Au Tchad, le président Mahamat Idriss Déby a annoncé la libération de Succès Masra, figure de l’opposition et ancien Premier ministre, condamné à 20 ans de prison. Cette décision, officialisée par décret présidentiel, s’étend également à huit autres dirigeants de l’opposition. Une mesure qui, bien que présentée comme un geste d’apaisement, suscite des interrogations parmi les observateurs et les acteurs politiques.
Si le pouvoir tchadien met en avant une volonté de détente, les analystes restent prudents. Pour beaucoup, cette grâce s’apparente davantage à une tactique visant à désamorcer les tensions sans pour autant permettre à l’opposition de peser réellement dans le paysage politique. Une analyse partagée par Ahmat Yacoub Dabio, expert en résolution de conflits et président du Centre d’études pour le développement et la prévention de l’extrémisme (CEDPE).
Selon lui, cette mesure pourrait effectivement « réduire temporairement les pressions sociales et politiques », offrant une fenêtre d’opportunité pour atténuer les crispations. Toutefois, il met en garde contre une interprétation trop optimiste : « Une grâce ne signifie pas une réconciliation.

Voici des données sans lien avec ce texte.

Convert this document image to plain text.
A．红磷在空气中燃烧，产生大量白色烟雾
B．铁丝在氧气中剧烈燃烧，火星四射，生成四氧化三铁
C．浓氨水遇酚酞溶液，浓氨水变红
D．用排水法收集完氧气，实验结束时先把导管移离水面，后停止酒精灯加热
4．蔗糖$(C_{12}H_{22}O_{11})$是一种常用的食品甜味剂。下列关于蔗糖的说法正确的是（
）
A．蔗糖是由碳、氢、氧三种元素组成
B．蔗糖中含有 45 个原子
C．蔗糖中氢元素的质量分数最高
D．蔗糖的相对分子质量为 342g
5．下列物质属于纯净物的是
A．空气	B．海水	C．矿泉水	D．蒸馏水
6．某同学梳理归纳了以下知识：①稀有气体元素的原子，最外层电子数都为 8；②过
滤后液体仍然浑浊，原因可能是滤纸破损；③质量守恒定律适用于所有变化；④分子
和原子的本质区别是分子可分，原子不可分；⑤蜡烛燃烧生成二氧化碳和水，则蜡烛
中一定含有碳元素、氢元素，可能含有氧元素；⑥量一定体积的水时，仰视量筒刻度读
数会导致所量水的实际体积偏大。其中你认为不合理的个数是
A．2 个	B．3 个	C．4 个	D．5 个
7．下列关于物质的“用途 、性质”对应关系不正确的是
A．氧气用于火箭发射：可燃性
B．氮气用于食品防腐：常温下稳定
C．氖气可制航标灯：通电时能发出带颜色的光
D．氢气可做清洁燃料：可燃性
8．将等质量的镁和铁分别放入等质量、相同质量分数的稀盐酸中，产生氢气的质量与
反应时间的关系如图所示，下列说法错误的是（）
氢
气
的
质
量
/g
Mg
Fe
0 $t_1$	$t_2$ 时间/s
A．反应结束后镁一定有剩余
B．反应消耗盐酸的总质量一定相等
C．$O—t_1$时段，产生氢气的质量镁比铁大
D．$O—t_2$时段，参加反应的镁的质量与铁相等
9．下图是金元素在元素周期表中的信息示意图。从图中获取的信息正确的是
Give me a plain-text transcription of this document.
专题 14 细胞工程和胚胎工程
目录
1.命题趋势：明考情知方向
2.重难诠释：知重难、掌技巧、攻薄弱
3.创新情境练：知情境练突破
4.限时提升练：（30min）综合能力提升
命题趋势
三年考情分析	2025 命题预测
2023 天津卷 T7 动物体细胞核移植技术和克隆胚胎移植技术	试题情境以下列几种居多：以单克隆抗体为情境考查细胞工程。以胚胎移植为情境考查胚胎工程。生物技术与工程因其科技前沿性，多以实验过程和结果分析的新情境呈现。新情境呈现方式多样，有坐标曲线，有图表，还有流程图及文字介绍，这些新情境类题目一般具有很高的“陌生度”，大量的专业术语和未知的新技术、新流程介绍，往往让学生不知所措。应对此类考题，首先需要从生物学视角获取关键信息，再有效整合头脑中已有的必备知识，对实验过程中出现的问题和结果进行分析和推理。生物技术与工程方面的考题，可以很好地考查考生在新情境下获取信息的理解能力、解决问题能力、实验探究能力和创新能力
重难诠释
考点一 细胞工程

La clé réside dans l’instauration d’un climat de confiance durable entre les différentes forces politiques. »
L’expert souligne un paradoxe de taille : malgré cette libération, plusieurs leaders de l’opposition restent frappés d’inéligibilité. « Ces personnalités libérées conservent une influence sur la société, mais leur exclusion du processus électoral limite leur capacité à transformer cette influence en résultats concrets. » Cette situation, selon lui, pourrait fragiliser davantage les partis traditionnels de l’opposition, les contraignant à se restructurer autour de nouvelles figures ou de stratégies inédites.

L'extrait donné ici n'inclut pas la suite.